Drop-in compatibility: same size and connections as the common Ethernet FeatherWing.

PoE budget: up to 4W, great for low-power sensors, controllers, and small gateways.

Code Snippet

Here’s the core logic pattern you’ll use—initialize the W5500, then start DHCP.

 
#include <SPI.h>
#include <Ethernet.h>
 
// Typical FeatherWing default CS is often IO10, but confirm for your Feather
static const int W5500_CS = 10;
byte mac[6];
 
void setup() {
Serial.begin(115200);
while (!Serial) {}
 
Ethernet.init(W5500_CS);
 
// If you have a unique MAC source (like 24AA02E48), load it here.
// Otherwise, use a placeholder for quick tests.
 
if (Ethernet.begin(mac) == 0) {
Serial.println("DHCP failed. Check link / PoE / switch settings.");
for (;;) {}
}
 
Serial.print("IP: ");
Serial.println(Ethernet.localIP());
}
 
void loop() {
// Your application code here
}

That’s it—the rest is your application layer.

Applications and Extensions

Let’s talk about where this really shines.

Building automation nodes: wall/ceiling devices powered from the network closet.

Industrial monitoring: stable wired comms where Wi‑Fi is unreliable.

Remote sensor clusters: easy deployment with centralized power.

Tiny gateways: Feather + PoE + Ethernet as a small edge endpoint.

Extensions you might add:

(planned) power budgeting notes per sensor load

(planned) MAC auto-read helper so firmware is 100% per-unit automatic

Conclusion

To wrap up, the PoE FeatherWing is a clean deployment-focused design.

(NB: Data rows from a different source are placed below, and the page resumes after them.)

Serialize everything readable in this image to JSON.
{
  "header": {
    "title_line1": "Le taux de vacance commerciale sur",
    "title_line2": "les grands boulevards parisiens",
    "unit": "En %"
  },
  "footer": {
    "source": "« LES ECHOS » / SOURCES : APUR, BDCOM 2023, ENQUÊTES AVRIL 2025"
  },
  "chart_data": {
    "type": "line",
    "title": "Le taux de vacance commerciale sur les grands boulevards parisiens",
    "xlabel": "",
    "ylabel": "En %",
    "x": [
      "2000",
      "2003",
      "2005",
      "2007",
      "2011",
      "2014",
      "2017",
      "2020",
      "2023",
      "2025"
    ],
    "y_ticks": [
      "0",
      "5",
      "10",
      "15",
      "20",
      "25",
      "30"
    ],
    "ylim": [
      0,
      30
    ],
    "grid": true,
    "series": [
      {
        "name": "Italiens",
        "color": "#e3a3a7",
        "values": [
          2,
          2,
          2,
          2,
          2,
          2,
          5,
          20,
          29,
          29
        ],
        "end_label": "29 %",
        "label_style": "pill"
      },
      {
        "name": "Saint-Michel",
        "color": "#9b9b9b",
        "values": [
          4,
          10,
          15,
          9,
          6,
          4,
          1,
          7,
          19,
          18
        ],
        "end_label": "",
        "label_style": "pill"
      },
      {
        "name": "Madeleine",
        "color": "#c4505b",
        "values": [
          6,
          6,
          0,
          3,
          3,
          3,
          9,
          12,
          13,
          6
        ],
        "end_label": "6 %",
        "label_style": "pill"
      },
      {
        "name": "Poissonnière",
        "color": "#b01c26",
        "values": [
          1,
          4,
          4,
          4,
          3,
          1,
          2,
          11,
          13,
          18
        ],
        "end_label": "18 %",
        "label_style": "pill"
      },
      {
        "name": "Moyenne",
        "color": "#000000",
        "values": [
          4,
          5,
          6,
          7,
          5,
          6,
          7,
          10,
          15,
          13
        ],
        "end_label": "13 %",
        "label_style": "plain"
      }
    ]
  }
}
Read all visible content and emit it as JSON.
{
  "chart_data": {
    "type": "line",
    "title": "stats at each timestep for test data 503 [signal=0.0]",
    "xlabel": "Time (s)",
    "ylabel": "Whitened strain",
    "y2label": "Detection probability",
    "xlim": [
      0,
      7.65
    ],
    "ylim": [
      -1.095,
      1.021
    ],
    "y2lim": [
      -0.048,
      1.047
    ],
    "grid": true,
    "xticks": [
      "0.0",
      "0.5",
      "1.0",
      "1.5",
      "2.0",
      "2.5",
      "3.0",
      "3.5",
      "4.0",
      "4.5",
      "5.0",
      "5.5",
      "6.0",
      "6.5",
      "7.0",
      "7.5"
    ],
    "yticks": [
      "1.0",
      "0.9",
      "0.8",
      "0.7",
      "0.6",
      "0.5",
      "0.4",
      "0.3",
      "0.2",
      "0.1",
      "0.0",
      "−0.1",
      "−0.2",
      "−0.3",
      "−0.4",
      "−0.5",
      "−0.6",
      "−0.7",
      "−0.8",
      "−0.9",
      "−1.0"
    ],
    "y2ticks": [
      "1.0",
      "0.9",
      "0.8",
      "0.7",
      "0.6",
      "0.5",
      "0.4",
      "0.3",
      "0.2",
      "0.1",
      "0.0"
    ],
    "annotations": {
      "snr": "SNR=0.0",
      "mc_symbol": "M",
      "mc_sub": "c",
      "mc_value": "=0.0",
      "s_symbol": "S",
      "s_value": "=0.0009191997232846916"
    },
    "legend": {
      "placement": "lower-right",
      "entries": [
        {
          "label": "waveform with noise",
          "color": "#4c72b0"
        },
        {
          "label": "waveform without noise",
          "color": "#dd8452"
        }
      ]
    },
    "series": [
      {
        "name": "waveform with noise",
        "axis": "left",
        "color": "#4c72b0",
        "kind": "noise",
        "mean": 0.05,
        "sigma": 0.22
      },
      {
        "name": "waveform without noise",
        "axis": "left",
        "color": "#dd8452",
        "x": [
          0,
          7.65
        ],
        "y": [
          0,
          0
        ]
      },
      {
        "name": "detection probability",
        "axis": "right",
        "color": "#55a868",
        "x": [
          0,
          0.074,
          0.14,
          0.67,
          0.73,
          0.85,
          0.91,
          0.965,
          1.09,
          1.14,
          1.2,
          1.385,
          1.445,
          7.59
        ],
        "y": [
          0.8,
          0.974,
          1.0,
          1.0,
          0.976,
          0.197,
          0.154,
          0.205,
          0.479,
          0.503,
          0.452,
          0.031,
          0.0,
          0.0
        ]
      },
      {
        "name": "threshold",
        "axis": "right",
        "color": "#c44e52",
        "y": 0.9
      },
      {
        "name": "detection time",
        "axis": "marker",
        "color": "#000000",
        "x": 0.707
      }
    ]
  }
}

By combining WIZnet W5500 Ethernet with isolated 802.3at PoE (4W) and a globally unique MAC, it turns the Feather ecosystem into something you can actually install at scale.

If you’re building Feather-based devices for real-world installs, try this architecture—and consider W5500 as the compatibility anchor for your Ethernet stack.